A new journey had begun but at the cost of what?
Meanwhile, before South Africa met the start of their horrendous form, before the painful exit from the World Cup, the perishing board, there was a lot to cherish throughout this decade. The Proteas toured England in 2012 for a three-match Test series and a comfortable 2–0 win helped them claim the top spot in the rankings, which they retained for over a full calendar year. A week following that, South Africa became the first team to top the rankings in all three formats of the game at once. Once again, in 2014, they regain the No.1 spot after defeating Australia. With AB de Villiers, Dale Steyn, Hashim Amla, Morne Morkel and Vernon Philander, the Proteas were supposed to go on as one of the best teams at the end of the 2010s. But now all of them have left or retiring, leaving South Africa far away from the dream.
Not everything in cricket is as poetic as the storyline of the Poms and the Proteas, the two Ps, in the decade-ending year.
While England lost to a stooge West Indies side in the Caribbean in February, South Africa lost 2-0 to Sri Lanka, the underdogs, at home for the very first time in history. After the World Cup, England failed to stop Australia from retaining the Ashes at home, whitewashed by their fellow World Cup finalists and South Africa were whitewashed in India.
“Luck is that which is beyond my control,” the English cricketer and selector Ed Smith wrote in his book on the subject. But what was in his control for sure was the nation completely drifting away from what they’ve boasted about the most in history- Test cricket. What Strauss started still continues to be of top priority under Smith.

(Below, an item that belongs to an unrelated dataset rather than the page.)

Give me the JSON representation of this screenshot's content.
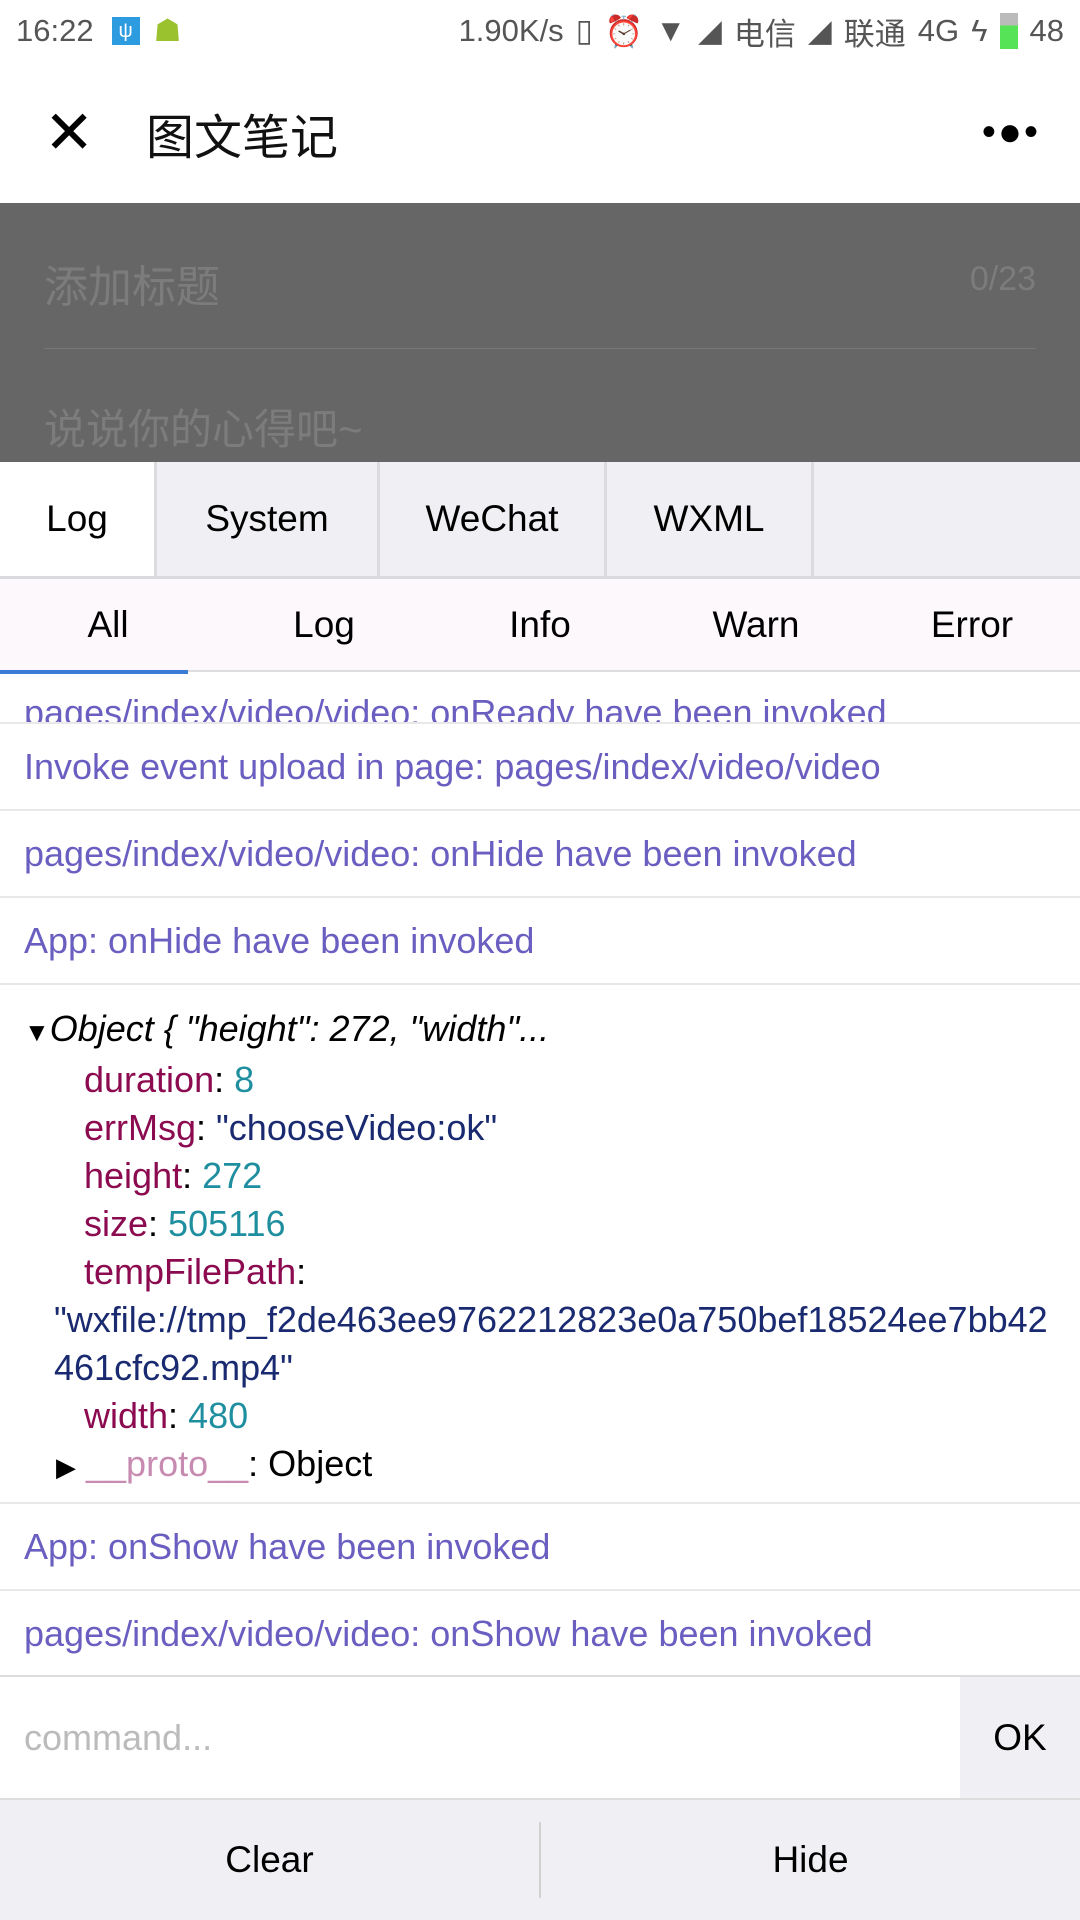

Meanwhile, everything that could go wrong with a cricketing structure did go wrong with South Africa. Firstly, the racial ideologies and pressure from the government to apply those had the team broken. That further led to the able players, from Kyle Abbott, Duane Olivier to Rilee Rossouw, leaving for their respective Kolpak deals. Earlier in December, the Board of Directors of Cricket South Africa suspended their CEO Thabang Moroe upon allegations of misconduct, pending further investigations. This happened following Moroe’s public apology regarding the ban on five journalists over the weekend and possible “failure of controls in the organisation”.
Despite and amidst all the chaos, the two worlds met last week at Centurion, the nation’s cricket fortress. If there’s anything such as the existence of poetic justice, then South Africa’s year-ending treat of victory in the first Test against England was one. It was a rare sign of positive in their otherwise diminishing fortunes, be it their international form or the dying structure of their board. Meanwhile, for England, it was a further deeper look into their collective failures in 2019.
But why was a home win so important to the side? Not just because of the fact that they lost a Test series at home or their terrible form, but hosting a full-fledged Test series in these drastic conditions was in itself a huge pressure. But when have a team comprising the influence of Graeme Smith and Mark Boucher ever give up? And to quote Suresh Menon, “A Sportsman's Faith Is In The People Around Him, Luck Is His God”. I think that’s what Faf du Plessis abides by. “We needed this win as the last couple of months have been tough. We worked really hard building up and I thought it was a really good Test. The effort today was incredible… We haven’t won a Test for a while and for us, this is the start of a new chapter.”
Despite losing their stalwarts, South African captain believes this win is a “new chapter” for them. Meanwhile, England still stuck in the World Cup dream, is in complete denial of the bigger picture.